The High Court has unanimously ruled that an employer breached the Fair Work Act 2009 (FWA) when it misrepresented to its employees that they were engaged as independent contractors and not employed as employees.
The employer had set up an arrangement for two of its employees to be independent contractors with a third party. The third party under a labour hire agreement then offered the services of the workers back to the employer. The High Court found that the employees ‘continued to perform precisely the same work … in precisely the same manner as they had always done. In law, they never became independent contractors’.
The FWA prohibits an employer misrepresenting employment as an independent contracting arrangement. The High Court disagreed with the Federal Court’s narrower interpretation of the relevant provision of the FWA saying that the provision’s purpose ‘is to protect an individual who is in truth an employee from being misled by his or her employer about his or her employment status’.

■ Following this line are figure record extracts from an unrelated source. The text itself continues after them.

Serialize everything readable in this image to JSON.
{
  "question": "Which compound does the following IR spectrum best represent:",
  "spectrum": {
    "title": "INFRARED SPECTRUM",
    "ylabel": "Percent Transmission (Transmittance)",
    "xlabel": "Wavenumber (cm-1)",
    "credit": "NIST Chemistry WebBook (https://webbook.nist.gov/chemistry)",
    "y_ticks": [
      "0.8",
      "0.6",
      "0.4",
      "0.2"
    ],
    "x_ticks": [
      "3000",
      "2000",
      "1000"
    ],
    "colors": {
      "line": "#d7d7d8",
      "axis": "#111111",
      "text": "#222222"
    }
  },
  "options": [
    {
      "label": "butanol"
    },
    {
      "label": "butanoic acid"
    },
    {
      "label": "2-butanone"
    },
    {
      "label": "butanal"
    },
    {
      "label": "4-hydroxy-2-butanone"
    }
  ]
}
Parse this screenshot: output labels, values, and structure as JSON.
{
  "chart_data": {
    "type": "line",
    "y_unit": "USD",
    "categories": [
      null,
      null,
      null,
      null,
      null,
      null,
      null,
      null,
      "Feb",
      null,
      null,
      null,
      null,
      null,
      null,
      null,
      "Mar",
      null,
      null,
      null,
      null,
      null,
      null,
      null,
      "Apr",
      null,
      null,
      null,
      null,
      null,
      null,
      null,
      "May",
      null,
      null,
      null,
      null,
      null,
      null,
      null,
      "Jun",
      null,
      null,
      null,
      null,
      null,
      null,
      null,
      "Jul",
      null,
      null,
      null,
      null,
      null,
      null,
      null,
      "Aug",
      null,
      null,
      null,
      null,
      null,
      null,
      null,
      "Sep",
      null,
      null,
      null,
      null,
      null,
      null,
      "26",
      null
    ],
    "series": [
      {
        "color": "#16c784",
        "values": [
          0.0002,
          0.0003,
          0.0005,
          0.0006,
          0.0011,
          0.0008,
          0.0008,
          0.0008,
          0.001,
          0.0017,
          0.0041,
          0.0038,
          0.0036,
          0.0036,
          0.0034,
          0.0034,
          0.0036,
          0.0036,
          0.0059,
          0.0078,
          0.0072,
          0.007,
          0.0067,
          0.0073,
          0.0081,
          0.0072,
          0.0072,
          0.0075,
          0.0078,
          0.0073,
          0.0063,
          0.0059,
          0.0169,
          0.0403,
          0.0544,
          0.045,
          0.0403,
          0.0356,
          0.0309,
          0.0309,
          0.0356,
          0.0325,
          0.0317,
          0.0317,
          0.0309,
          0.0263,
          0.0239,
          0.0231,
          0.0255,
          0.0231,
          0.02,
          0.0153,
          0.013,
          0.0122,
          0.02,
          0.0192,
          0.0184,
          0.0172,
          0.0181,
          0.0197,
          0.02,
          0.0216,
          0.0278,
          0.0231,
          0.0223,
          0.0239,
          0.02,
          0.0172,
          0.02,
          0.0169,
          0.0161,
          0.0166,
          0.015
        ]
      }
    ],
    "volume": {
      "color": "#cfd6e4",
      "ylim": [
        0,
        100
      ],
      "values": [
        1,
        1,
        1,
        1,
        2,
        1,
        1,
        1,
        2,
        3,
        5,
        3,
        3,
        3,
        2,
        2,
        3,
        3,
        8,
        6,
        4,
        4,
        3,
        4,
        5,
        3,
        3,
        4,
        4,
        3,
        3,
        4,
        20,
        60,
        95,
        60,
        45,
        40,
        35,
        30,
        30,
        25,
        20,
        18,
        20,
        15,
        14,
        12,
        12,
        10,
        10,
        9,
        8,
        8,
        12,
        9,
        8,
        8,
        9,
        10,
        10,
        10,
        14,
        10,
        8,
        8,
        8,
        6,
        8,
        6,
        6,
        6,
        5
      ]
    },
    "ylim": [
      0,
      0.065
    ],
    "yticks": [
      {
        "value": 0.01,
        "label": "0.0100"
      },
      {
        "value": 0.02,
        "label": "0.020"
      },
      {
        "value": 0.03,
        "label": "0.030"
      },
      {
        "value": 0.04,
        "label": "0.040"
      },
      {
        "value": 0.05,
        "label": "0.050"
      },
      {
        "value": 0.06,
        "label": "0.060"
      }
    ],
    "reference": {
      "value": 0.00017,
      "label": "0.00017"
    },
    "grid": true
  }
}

The High Court held that it was a sham arrangement and found it is the ‘status of an employee which attracts the existence of workplace rights’.
The case demonstrates how difficult an area of law this can be for business owners, with the employer previously successfully arguing that the relevant FWA provision had not been breached at the original Federal Court hearing and then on appeal to the Full Federal Court.
This High Court ruling sends a clear warning to business owners about entering sham independent contractor arrangements in an effort to avoid obligations towards employees. The High Court reminded us of that old adage: if you have a rooster don’t call it a duck and insist that everyone else call it a duck.